Plus généralement, on distingue classiquement dans les activités des entreprises celles qui relèvent de l’exploitation et de l’exploration. L’exploitation correspond aux activités opérationnelles, améliorées en permanence, organisées et s’inscrivant dans des pratiques codifiées : elles assurent l’efficacité et la profitabilité à court terme. Elles sont facilement réalisables à distance. Les activités d’exploration visent à innover, à inventer les manières de faire qui assureront l’efficacité et la profitabilité future. Elles passent par la mise en œuvre du collectif qu’est l’entreprise, elles sont les plus difficiles à exercer en télétravail. Ce sont aussi celles que les entreprises doivent avoir le souci de préserver malgré les difficultés qu’elles traversent. Le risque que fait peser le télétravail est de réduire l’activité d’exploration, ce qui est indolore à court terme mais dangereux à long terme.

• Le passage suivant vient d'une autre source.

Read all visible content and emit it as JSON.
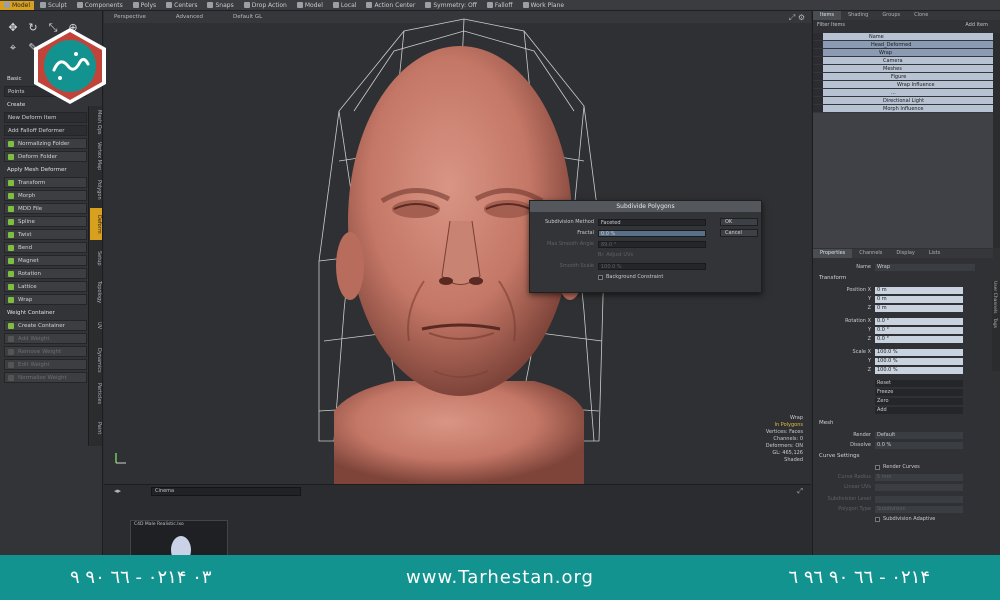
{
  "topbar": {
    "items": [
      "Model",
      "Sculpt",
      "Components",
      "Polys",
      "Centers",
      "Snaps",
      "Drop Action",
      "Model",
      "Local",
      "Action Center",
      "Symmetry: Off",
      "Falloff",
      "Work Plane"
    ],
    "active_index": 0
  },
  "left": {
    "tools": [
      {
        "label": "Basic",
        "style": "header"
      },
      {
        "label": "Points",
        "style": "dropdown"
      },
      {
        "label": "Create",
        "style": "header"
      },
      {
        "label": "New Deform Item",
        "style": "dropdown"
      },
      {
        "label": "Add Falloff Deformer",
        "style": "dropdown"
      },
      {
        "label": "Normalizing Folder",
        "style": "normal"
      },
      {
        "label": "Deform Folder",
        "style": "normal"
      },
      {
        "label": "Apply Mesh Deformer",
        "style": "header"
      },
      {
        "label": "Transform",
        "style": "normal"
      },
      {
        "label": "Morph",
        "style": "normal"
      },
      {
        "label": "MDD File",
        "style": "normal"
      },
      {
        "label": "Spline",
        "style": "normal"
      },
      {
        "label": "Twist",
        "style": "normal"
      },
      {
        "label": "Bend",
        "style": "normal"
      },
      {
        "label": "Magnet",
        "style": "normal"
      },
      {
        "label": "Rotation",
        "style": "normal"
      },
      {
        "label": "Lattice",
        "style": "normal"
      },
      {
        "label": "Wrap",
        "style": "normal"
      },
      {
        "label": "Weight Container",
        "style": "header"
      },
      {
        "label": "Create Container",
        "style": "normal"
      },
      {
        "label": "Add Weight",
        "style": "dim"
      },
      {
        "label": "Remove Weight",
        "style": "dim"
      },
      {
        "label": "Edit Weight",
        "style": "dim"
      },
      {
        "label": "Normalize Weight",
        "style": "dim"
      }
    ],
    "vtabs": [
      "Mesh Ops",
      "Vertex Map",
      "Polygon",
      "Deform",
      "Setup",
      "Topology",
      "UV",
      "Dynamics",
      "Particles",
      "Paint"
    ],
    "vtab_active": 3
  },
  "viewport": {
    "tabs": [
      "Perspective",
      "Advanced",
      "Default GL"
    ],
    "info": [
      {
        "text": "Wrap",
        "yellow": false
      },
      {
        "text": "In Polygons",
        "yellow": true
      },
      {
        "text": "Vertices: Faces",
        "yellow": false
      },
      {
        "text": "Channels: 0",
        "yellow": false
      },
      {
        "text": "Deformers: ON",
        "yellow": false
      },
      {
        "text": "GL: 465,126",
        "yellow": false
      },
      {
        "text": "Shaded",
        "yellow": false
      }
    ]
  },
  "dialog": {
    "title": "Subdivide Polygons",
    "method_label": "Subdivision Method",
    "method_value": "Faceted",
    "fractal_label": "Fractal",
    "fractal_value": "0.0 %",
    "smooth_label": "Max Smooth Angle",
    "smooth_value": "89.0 °",
    "uv_note": "Br. Adjust UVs",
    "scale_label": "Smooth Scale",
    "scale_value": "100.0 %",
    "background_label": "Background Constraint",
    "ok": "OK",
    "cancel": "Cancel"
  },
  "bottom": {
    "field": "Cinema",
    "thumb_title": "C4D Male Realistic.lxo"
  },
  "right": {
    "tabs": [
      "Items",
      "Shading",
      "Groups",
      "Clone"
    ],
    "filter": "Filter Items",
    "add_item": "Add Item",
    "tree": [
      {
        "label": "Name",
        "sel": false,
        "indent": 44
      },
      {
        "label": "Head_Deformed",
        "sel": true,
        "indent": 46
      },
      {
        "label": "Wrap",
        "sel": true,
        "indent": 54
      },
      {
        "label": "Camera",
        "sel": false,
        "indent": 58
      },
      {
        "label": "Meshes",
        "sel": false,
        "indent": 58
      },
      {
        "label": "Figure",
        "sel": false,
        "indent": 66
      },
      {
        "label": "Wrap Influence",
        "sel": false,
        "indent": 72
      },
      {
        "label": "...",
        "sel": false,
        "indent": 66
      },
      {
        "label": "Directional Light",
        "sel": false,
        "indent": 58
      },
      {
        "label": "Morph Influence",
        "sel": false,
        "indent": 58
      }
    ],
    "prop_tabs": [
      "Properties",
      "Channels",
      "Display",
      "Lists"
    ],
    "name_label": "Name",
    "name_value": "Wrap",
    "transform_label": "Transform",
    "position_label": "Position X",
    "position": [
      "0 m",
      "0 m",
      "0 m"
    ],
    "rotation_label": "Rotation X",
    "rotation": [
      "0.0 °",
      "0.0 °",
      "0.0 °"
    ],
    "scale_label": "Scale X",
    "scale": [
      "100.0 %",
      "100.0 %",
      "100.0 %"
    ],
    "axis_labels": [
      "Y",
      "Z"
    ],
    "reset_items": [
      "Reset",
      "Freeze",
      "Zero",
      "Add"
    ],
    "mesh_label": "Mesh",
    "render_label": "Render",
    "render_value": "Default",
    "dissolve_label": "Dissolve",
    "dissolve_value": "0.0 %",
    "curve_label": "Curve Settings",
    "render_curves": "Render Curves",
    "curve_radius_label": "Curve Radius",
    "curve_radius": "5 mm",
    "linear_uvs_label": "Linear UVs",
    "subdiv_level_label": "Subdivision Level",
    "polygon_label": "Polygon Type",
    "polygon_value": "Subdivision",
    "sub_adaptive": "Subdivision Adaptive",
    "vtabs": [
      "User Channels",
      "Tags"
    ]
  },
  "footer": {
    "phone_left": "٠٢١ - ٦٦ ٩٠ ٩۴ ٠٣",
    "url": "www.Tarhestan.org",
    "phone_right": "٠٢١ - ٦٦ ٩٠ ٩٦ ٦۴"
  },
  "colors": {
    "accent": "#d9a020",
    "banner": "#13938f",
    "skin": "#c97e6f"
  }
}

L’entreprise doit impérativement conjuguer les connaissances technico-scientifiques et la gestion des individus et des groupes à l’intérieur et à l’extérieur de l’entreprise elle-même[2]. Le caractère inséparable des savoirs et des relations interpersonnelles qui la caractérisent impose des modalités de collaboration entre les collaborateurs, dont la forme peut évoluer, mais qui ne peuvent être entièrement assurées par l’intermédiaire des écrans. L’interpersonnel suppose des personnes. Les échanges entre elles ne sont pas un simple « supplément d’âme », ils sont constitutifs du projet de l’entreprise, ils sont la condition de l’application des connaissances scientifiques à la production des biens et des services qui fait de l’entreprise l’instrument le plus puissant de la transformation de nos sociétés.

 

[1] Maurice Halbwachs, Classes sociale et morphologie, Paris, Minuit, « Le sens commun », 1972.

[2] Pour un développement de ces analyses, nous nous permettons de renvoyer à notre ouvrage : Dominique Schnapper et Alain Schnapper, Puissante et fragile, l’entreprise en démocratie, Odile Jacob, 2020.